Dini cemaatler, kendi taraftarlarına fetva vermek için kurdukları kurumlarla bugüne kadar dini bağımsızlıklarını korumuşlardı. Her grup kendi hocalarının verdiği fetvalarla kendi yol haritasını çizmeye çalışıyordu. Hatta kendi aralarında kim daha takvalı fetva veriyor diye yarışarak, tabanlarını konsolide ediyor, İslam hukukuna göre bir hayat düzeni kurdukları zannıyla mutlu ve konforlu bir hayat sürüyorlardı. Fakat devlet dini cemaatlerle rekabete kalkıp, kendi adamlarına fetva yayınlatınca, ilk önce yeni durumu kavrayamayan bazı tarikat hocaları karşı fetva yayınlayarak, devletin yayınlattığı fetvayı tenkit ettiler. Ancak devlet rekabetten hoşlanmadığını hemen gösterdi; iki gün içinde eski fetvalarını görmezden gelip rejimin arzu ettiği istikamette yeni bir fetva ile duruma kolayca uyum gösterdiler. Bilemiyorum cemaat içinde ikinci bir paralel fetva ile biz rejime görünüşte boyun eğdik ama aslında eski görüşümüzde sabitiz, dediler mi demediler mi? Lakin sonuçta takvalı olmanın, ahlaklı kalabilmenin, Allah’ın dinine sadakatin hiç de kolay olmadığını bir kez daha görmüş olduk.

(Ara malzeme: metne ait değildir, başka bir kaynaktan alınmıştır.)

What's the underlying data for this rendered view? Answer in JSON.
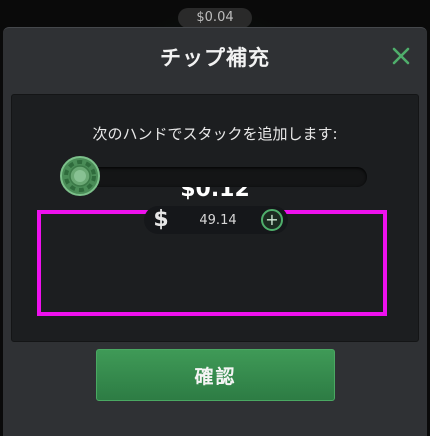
{
  "background": {
    "pot_amount": "$0.04"
  },
  "dialog": {
    "title": "チップ補充",
    "close_icon": "close-x-icon",
    "message": "次のハンドでスタックを追加します:",
    "amount": "$0.12",
    "slider": {
      "value_fraction": 0.0,
      "knob_icon": "poker-chip-icon"
    },
    "stepper": {
      "currency_icon": "dollar-sign-icon",
      "value": "49.14",
      "plus_icon": "plus-icon"
    },
    "confirm_label": "確認"
  },
  "colors": {
    "accent_green": "#3f9a57",
    "highlight_magenta": "#ee11ee",
    "close_green": "#4fae6b"
  }
}
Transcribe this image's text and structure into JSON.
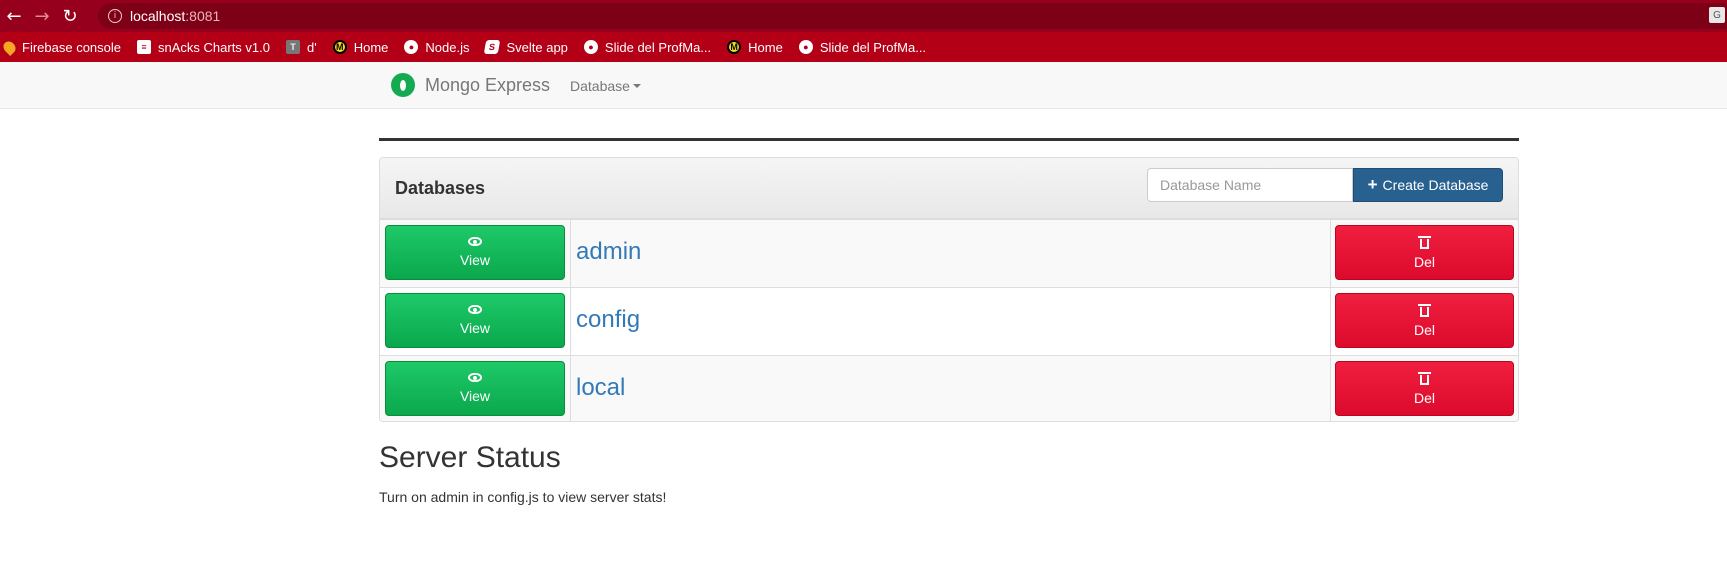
{
  "browser": {
    "url_host": "localhost",
    "url_port": ":8081",
    "bookmarks": [
      {
        "label": "Firebase console",
        "icon": "firebase-icon"
      },
      {
        "label": "snAcks Charts v1.0",
        "icon": "snacks-icon"
      },
      {
        "label": "d'",
        "icon": "t-icon"
      },
      {
        "label": "Home",
        "icon": "m-icon"
      },
      {
        "label": "Node.js",
        "icon": "globe-icon"
      },
      {
        "label": "Svelte app",
        "icon": "svelte-icon"
      },
      {
        "label": "Slide del ProfMa...",
        "icon": "globe-icon"
      },
      {
        "label": "Home",
        "icon": "m-icon"
      },
      {
        "label": "Slide del ProfMa...",
        "icon": "globe-icon"
      }
    ]
  },
  "navbar": {
    "brand": "Mongo Express",
    "database_menu": "Database"
  },
  "databases": {
    "title": "Databases",
    "input_placeholder": "Database Name",
    "create_label": "Create Database",
    "view_label": "View",
    "del_label": "Del",
    "rows": [
      {
        "name": "admin"
      },
      {
        "name": "config"
      },
      {
        "name": "local"
      }
    ]
  },
  "server_status": {
    "title": "Server Status",
    "message": "Turn on admin in config.js to view server stats!"
  },
  "colors": {
    "browser_frame": "#96001c",
    "bookmarks_bar": "#b40016",
    "view_button": "#0aa84c",
    "del_button": "#dc0a2c",
    "create_button": "#286090",
    "link": "#337ab7"
  }
}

Devlet kendi eliyle hukuku ortadan kaldırdı fakat insanların vicdanındaki adalet duygusunu zorbalıkla yok etmek mümkün değildir. En azından şeklen adalet varmış gibi yapmak gerekir. Bunun için bugüne kadar, saraya bağlı din adamlarına gazete köşelerinde üstü kapalı fetvalar yayınlatıyorlardı. Fetva üretme işini biraz daha ileri götürerek şimdi de bankaların güya danışma heyetinde bulunan ilahiyatçı akademisyenlere resmi fetvalar yayınlatarak bankaların yeni tip faiz uygulamalarının caiz olduğunu beyan ettiriyorlar. “Kur Korumalı TL Katılma Hesapları” karşılaşılan olağanüstü durum sebebiyle kamu yararı dikkate alınarak maslahat ilkesi çerçevesinde değerlendirilmiş ve caiz görülmüştür” ifadesi aslında üretilen fetvanın nasıl ve hangi şartlarda alındığını da gösteriyor. ‘’Olağanüstü durum’’, ‘’kamu yararı’’ ve ‘’maslahat ilkesi’’ ifadeleri verilen fetvanın dini açıdan hiçbir dayanağı olmadığını göstermeye yeter. Şayet buradaki ‘’kamu’’dan kasıt devletse devletin çıkarı için dini nasların hükmü değişmez; ayrıca burada devletin somut bir çıkarından ziyade politikacıların kısa vadeli hesapları ve seçimlerle ilgili çıkarı olduğu açıktır. ‘’Kamu’’dan kasıt halk ise bu uygulamada halk zenginleri zorunlu olarak desteklemek durumunda bırakılmaktadır. Ancak bu tür uygulamaların caiz olup olmadığını ya da yayınlanan fetvanın içeriğini derinlemesine tartışmak değil amacım. Dikkat çekmek istediğim konu hukukun ortadan kalkmasıyla toplum vicdanında oluşan yaygın adaletsizlik duygusunun sahte dini fetvalarla ve artık yıkılmakta olan rejimin modern Rasputin’i görünümündeki bir emekli ilahiyat profesörünün propaganda amaçlı fetvalarıyla nasıl bastırılmaya çalışıldığıdır.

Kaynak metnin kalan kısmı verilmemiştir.